By Nathan Bomey, Detroit Free Press –

DETROIT — President Barack Obama’s re-election opens a clearer path for the government to begin selling some of its 32 percent stake in General Motors, but there is no indication of when such a sale will happen.

On Monday, the automaker secured a new $11 billion credit facility, fueling speculation that some of that money could be used to buy back some of the government’s shares.

“The Obama administration could just go ahead and unload the stake quickly and probably not have to take too much fallout,” Morningstar analyst David Whiston said in an interview. “They would still get some negative publicity, though.”

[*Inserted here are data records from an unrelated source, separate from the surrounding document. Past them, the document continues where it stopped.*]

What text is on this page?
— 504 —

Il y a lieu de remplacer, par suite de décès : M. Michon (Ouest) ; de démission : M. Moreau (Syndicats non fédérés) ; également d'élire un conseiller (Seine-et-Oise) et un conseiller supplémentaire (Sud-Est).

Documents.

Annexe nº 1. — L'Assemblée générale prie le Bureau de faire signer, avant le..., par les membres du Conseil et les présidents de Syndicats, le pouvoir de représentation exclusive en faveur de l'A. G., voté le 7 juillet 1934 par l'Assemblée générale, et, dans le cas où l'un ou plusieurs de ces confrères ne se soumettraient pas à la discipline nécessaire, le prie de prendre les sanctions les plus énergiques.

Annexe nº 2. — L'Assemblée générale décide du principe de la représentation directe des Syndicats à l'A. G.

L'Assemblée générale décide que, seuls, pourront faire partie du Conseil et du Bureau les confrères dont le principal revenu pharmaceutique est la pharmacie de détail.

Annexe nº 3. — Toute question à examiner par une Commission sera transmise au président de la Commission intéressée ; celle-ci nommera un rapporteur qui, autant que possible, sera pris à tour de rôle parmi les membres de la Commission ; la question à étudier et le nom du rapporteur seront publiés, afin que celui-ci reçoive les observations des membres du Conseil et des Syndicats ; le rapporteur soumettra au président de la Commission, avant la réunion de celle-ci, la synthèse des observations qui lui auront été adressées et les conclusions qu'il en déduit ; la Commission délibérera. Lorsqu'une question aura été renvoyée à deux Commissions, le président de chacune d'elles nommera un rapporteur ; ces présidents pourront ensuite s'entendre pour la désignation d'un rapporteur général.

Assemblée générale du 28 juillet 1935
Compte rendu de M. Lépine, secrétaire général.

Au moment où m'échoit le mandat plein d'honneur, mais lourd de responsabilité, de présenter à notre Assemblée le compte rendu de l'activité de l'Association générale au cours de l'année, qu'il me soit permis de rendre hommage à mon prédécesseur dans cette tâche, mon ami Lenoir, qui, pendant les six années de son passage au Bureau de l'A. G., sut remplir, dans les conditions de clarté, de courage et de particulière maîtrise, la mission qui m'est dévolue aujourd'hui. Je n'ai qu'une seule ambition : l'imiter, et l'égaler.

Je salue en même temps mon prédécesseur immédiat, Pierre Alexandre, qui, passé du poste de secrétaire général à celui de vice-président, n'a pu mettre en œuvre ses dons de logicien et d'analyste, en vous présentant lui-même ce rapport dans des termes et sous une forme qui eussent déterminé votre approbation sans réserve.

The government’s 500 million shares must sell at an average of $53 before taxpayers can break even. The stock closed Thursday down 31 cents at $24.72.

“We believe that the U.S. Treasury is likely to begin selling down its stake in GM shortly after the election, regardless of the outcome,” Barclays analyst Brian Johnson said in a note Monday. “We believe that the Treasury is likely to announce a gradual sell-down plan, similar to what it has done for its stake in AIG.”

Supporters of the government’s $49.5 billion in assistance to GM argued that the aid preserved jobs, enabled GM to reduce debt, and cut costs deeper and faster, which prevented a collapse that would have devastated suppliers and other automakers.

Opponents countered that the rescue benefited the United Auto Workers union at the expense of bondholders and that the industry would have survived the failure of the largest U.S. automaker.

The Treasury Department said it is balancing the desire to sell shares with the need to recoup more cash. The stock has fallen about 24 percent since GM’s initial public offering in November 2010.

The stock gained modest traction in recent weeks.

A Treasury Department spokesman did not respond to a call Wednesday seeking comment for this report.

On Oct. 31, GM reported a $1.5 billion profit in the third quarter, and its stock jumped 9.6 percent. Shares are up more than 30 percent from a low of $18.80 on July 25.

Morningstar’s Whiston said he expects a government selloff to take from six to 24 months.

Some analysts suggested the company could tap the credit line to buy shares back from the government, a vote of confidence in its future that could drive shares upward.

But Whiston said the credit facility was “needed to give GM the proper liquidity to function for its size” because its previous $5 billion facility “was too low.”

Since its IPO, GM has not commented on the government’s stake or whether it wants the shares sold.

But in September, former CEO Ed Whitacre wrote an editorial in the Wall Street Journal urging the government to sell its 500 million shares “as quickly as possible.” He was speaking for himself, not the company.

“Nothing has really changed because it’s always been up to the Treasury to decide how to manage their investment in GM,” GM spokesman Jim Cain said Wednesday.

But some GM executives have expressed concern that limits on executive compensation that were a condition of the federal loans made it harder to retain talented leaders and recruit new ones.

“Selling now would eliminate TARP restrictions and allow GM to function more effectively,” Whiston said.